Gerald: This is going to be easy.  If I could change one rule in an Elite series Bassmaster tournament I would say absolutely no practice.  The only way this country is ever going to see who's the greatest fisherman of all time is no practice. Because no matter what a lot of these guys tell you, they get help.  Now they don't do it, they don't break the rule.  We can get help 30 days prior to coming to a lake.  And there's some 1-800 dollar bass going on around here.  These guys will come and they'll milk the best local or the locals. 

You want to know my fact?  You announce the schedule, you put that lake off limits for a year, then you'll find out who's the best of the best.

Not even a practice day.  When I go there I don't want a practice day.  Want to show up on Wednesday night, meet the media, draw a partner, and Thursday, Friday and Saturday let's have the biggest tournament in the world with no practice.  You know.

Glenn:  That would be something else.

Gerald:  That's the way you're going to find out who's the best, ever.

Glenn:  Great point.  I want to give you a moment to take the stage here, what I call a shameless plug.  You can say hi to all your friends, you can say something about your sponsors.  You can plug your upcoming DVD or whatever you've got going on.  This is your opportunity to say whatever you want.

Gerald:  Okay.  My shameless plug is I would encourage everyone on the website, if you're home watching today, to be looking, I've got a book coming out.  It will be in the stores maybe in about a year.  I started doing this book, it was called, we don't really have a name.  It really was a diary of my life in bass fishing.  It's not a how to.  I'm not telling you how to throw a jerk bait.  I'm telling you the things I feel when I'm sitting in church, how I feel when I'm at a gas station, what goes through my mind when I'm troubled, what my family life's like.  Who I am, what I'm made of. 

Well I worked on this book with Tim Tucker for a year. 

When Tim Tucker got killed I just let the project go.  It was just too much.

Now bass has came back to me.  James Hall has said let's put this book back in the works, and let's let the proceeds go to help feed Tim Tucker's children, maybe put them through college. 

So if you're out there, you want a different kind of book.  It's going to be a little bit off center because it's really about who I am, where I come from, what I believe in, what I don't believe in, the things I like, the things I don't like.  It's not going to be another boring fishing book.  But it is a daily diary for what went on for one year.  And even now we're looking back and going back and dating it up to the day Tim got killed to now.

Glenn: Great, great.  Let me ask you one off the wall question.

Gerald:  All right.

Glenn:  Jan or Marcia Brady?

Gerald: Both.

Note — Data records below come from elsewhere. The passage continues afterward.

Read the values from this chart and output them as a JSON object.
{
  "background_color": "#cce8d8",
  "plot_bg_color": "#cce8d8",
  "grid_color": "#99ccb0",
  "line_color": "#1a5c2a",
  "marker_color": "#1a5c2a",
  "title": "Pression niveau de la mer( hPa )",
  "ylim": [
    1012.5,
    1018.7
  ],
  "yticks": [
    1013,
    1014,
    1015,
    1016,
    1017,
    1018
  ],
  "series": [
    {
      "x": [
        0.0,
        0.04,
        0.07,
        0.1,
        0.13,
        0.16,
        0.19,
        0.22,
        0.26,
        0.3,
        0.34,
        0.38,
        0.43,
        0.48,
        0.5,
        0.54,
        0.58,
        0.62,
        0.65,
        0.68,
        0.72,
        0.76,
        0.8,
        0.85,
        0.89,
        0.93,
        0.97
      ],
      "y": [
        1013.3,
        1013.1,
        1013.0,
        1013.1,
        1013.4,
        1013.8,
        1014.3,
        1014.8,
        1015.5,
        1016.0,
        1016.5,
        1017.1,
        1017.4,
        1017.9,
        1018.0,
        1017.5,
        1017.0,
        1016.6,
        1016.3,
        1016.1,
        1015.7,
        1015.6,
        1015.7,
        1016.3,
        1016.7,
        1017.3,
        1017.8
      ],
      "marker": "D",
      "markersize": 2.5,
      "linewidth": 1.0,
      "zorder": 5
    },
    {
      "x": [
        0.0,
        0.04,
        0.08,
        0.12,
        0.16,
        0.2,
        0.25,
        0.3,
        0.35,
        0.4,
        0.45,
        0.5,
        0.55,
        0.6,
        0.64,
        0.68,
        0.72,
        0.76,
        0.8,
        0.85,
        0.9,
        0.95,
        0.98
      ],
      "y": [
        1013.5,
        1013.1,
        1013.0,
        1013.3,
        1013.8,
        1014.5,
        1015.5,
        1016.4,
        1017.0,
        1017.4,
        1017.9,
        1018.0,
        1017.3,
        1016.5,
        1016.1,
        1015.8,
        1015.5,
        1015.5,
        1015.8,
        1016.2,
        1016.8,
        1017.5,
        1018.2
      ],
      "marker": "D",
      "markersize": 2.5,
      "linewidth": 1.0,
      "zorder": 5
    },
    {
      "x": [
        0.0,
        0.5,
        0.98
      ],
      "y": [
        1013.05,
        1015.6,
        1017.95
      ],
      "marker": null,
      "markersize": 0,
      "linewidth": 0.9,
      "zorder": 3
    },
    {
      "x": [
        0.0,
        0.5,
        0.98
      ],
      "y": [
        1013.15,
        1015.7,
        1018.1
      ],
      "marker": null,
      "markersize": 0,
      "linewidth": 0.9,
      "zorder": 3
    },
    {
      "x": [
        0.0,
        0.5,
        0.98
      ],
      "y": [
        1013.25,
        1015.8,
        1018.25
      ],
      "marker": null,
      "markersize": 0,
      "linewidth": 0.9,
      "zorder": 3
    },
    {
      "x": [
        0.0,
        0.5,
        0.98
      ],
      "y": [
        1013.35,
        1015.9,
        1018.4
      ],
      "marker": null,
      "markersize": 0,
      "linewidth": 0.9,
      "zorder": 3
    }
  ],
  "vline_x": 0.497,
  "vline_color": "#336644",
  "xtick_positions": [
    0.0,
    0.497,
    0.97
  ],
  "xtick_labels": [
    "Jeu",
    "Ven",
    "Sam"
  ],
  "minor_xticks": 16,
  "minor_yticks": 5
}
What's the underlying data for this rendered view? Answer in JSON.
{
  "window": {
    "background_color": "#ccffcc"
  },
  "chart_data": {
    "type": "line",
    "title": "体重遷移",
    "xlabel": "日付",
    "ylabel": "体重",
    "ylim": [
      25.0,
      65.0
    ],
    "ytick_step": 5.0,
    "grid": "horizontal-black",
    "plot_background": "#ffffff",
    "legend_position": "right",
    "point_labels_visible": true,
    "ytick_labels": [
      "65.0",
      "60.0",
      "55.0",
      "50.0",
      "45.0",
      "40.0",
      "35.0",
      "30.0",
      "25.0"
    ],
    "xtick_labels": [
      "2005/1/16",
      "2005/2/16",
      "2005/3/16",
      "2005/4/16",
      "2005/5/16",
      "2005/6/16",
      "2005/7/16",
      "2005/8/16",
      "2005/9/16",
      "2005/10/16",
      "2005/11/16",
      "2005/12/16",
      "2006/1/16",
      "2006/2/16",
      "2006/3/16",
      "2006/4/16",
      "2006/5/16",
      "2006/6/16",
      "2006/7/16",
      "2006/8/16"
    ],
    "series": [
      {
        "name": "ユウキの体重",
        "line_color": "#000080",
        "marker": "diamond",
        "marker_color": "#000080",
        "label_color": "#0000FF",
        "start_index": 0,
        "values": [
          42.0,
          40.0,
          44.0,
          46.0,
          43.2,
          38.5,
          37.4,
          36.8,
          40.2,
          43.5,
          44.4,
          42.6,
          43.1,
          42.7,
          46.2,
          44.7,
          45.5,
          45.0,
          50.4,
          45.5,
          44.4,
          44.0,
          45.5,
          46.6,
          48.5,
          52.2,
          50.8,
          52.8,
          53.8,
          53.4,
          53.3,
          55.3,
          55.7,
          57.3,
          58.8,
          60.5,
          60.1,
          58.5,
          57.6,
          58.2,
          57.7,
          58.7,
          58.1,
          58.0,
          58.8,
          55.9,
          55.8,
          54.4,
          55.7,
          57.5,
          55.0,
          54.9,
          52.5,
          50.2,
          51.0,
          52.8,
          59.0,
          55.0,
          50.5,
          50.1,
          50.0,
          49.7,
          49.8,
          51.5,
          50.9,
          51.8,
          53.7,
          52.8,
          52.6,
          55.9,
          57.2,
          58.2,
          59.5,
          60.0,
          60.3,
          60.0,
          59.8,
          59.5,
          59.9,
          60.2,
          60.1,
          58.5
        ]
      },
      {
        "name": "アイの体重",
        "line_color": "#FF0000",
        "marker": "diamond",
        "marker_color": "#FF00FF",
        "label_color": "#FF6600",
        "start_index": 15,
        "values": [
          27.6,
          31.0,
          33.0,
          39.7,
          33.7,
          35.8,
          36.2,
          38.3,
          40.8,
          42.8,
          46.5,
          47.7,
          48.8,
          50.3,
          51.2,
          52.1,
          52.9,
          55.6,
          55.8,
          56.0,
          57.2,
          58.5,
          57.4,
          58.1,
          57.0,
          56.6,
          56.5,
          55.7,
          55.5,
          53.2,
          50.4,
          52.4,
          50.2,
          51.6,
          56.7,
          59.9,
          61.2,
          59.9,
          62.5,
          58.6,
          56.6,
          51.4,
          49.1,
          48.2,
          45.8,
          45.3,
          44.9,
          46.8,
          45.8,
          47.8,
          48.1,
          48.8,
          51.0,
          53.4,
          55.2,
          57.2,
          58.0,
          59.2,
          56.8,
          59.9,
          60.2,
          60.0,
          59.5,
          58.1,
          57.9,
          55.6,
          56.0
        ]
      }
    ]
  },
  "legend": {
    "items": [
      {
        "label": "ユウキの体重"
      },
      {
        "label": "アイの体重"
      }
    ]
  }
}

With the roller skates on and the knee-high socks. 

Let me ask you one.  Now would you like Sugarland or Miranda Lambert.  Country singers, come on now.

Glenn:  I got to do Sugarland.

Gerald:  She just tears me up,  man, whoo I like that.  I'll take Miranda Lambert too.  She's getting a big booty on her, but I still like her.  Got to quit eating Miranda, if you're out there.

Glenn:  Okay.  Well, thanks very much for taking some time with us today.  Good luck in the Classic, appreciate it.